PARIS.- Carré Rive Gauche association announces the creation of Carré Rive Gauche Endowment Fund. The purpose of the fund is multiple: providing financial backing for restoring art works, designing the presentation of a museum collection that has not yet been exhibited to the public, organizing exhibitions and publications in the field of art or creation in the areas of design and crafts Made in France such as painting, sculpture, photography, woodwork or tapestry.
The antique dealers and art galleries of the association are the first contributors to this innovative means of patronage and are thus adopting an unprecedented philanthropic attitude.
Two funding projects are planned for the year 2015, initiating the philanthropic momentum sought after by the Carré Rive Gauche Endowment Fund, which has chosen, for this first year of its existence, to focus specifically on the restoration of works of French heritage:
The Carré Rive Gauche Endowment Fund is to finance to the amount of 10,000 euros the restoration of the painting by Victor Schnetz (1787-1870), Combat devant lHôtel de Ville de Paris le 28 juillet 1830. This canvas of 4x4m, charged with highly symbolic republican values, has been kept in the museums storage area.
This funding will enable the painting to be restored and hung within a new gallery painted in red and now dedicated to the romantic period.
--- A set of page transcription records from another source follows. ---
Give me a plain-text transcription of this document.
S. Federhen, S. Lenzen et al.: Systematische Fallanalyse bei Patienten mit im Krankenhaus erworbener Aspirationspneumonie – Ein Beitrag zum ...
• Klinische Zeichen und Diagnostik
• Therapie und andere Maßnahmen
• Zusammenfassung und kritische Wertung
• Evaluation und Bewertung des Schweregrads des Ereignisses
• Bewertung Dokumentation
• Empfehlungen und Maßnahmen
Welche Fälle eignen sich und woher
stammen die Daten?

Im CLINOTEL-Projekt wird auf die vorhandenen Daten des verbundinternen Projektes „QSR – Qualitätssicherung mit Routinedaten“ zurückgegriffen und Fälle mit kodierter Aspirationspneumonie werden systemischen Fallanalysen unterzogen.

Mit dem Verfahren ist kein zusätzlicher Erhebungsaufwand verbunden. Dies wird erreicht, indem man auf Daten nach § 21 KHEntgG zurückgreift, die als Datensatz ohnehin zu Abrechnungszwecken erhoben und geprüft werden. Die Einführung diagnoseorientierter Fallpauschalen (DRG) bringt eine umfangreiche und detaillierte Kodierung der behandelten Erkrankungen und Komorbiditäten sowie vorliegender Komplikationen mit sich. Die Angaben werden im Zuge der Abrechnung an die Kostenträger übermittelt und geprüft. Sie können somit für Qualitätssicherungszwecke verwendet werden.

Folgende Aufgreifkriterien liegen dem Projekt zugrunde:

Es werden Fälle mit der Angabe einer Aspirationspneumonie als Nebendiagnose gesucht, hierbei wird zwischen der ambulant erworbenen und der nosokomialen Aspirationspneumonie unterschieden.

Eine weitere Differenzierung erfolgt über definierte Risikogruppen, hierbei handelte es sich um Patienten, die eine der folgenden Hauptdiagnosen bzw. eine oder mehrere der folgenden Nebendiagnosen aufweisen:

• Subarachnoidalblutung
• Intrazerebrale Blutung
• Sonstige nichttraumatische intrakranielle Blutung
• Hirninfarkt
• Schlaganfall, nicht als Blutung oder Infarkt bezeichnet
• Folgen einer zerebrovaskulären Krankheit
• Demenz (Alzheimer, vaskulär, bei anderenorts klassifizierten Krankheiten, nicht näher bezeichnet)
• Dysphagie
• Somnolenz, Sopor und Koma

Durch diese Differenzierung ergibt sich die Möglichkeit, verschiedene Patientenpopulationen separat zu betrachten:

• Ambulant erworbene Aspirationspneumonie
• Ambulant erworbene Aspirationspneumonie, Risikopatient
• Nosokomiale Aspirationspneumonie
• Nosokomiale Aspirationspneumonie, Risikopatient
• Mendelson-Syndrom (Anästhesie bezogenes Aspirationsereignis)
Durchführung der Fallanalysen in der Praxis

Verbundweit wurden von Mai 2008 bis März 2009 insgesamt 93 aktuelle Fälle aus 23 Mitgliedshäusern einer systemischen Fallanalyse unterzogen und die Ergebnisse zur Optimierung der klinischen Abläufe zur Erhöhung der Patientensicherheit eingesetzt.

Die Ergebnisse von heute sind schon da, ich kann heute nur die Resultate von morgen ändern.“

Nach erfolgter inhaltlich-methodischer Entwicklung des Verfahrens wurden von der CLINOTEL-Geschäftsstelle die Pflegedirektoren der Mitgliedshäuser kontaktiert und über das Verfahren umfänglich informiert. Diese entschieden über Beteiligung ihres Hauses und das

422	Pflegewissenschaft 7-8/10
This forgotten masterpiece will be unveiled at the Petit Palais on 19 September 2015, on the occasion of European Heritage Days.
In partnership with the musée des Arts décoratifs, the Carré Rive Gauche Endowment Fund has also chosen to finance to the amount of 5,000 euros, the restoration of a four-panel wrought iron screen created by Raymond Subes (1891 - 1970) in around 1934 and produced in the Borderel et Robert workshops in Paris. This screen was presented in the entrance hall of the "French Family Household" in the Palais de la France at the Universal and International Exhibition in Brussels in 1935.
To be unveiled on 19 September, on the occasion of the European Heritage Days, this screen will be exhibited in the final room of the Art Nouveau-Art Deco department, on the third floor of the Marsan pavilion.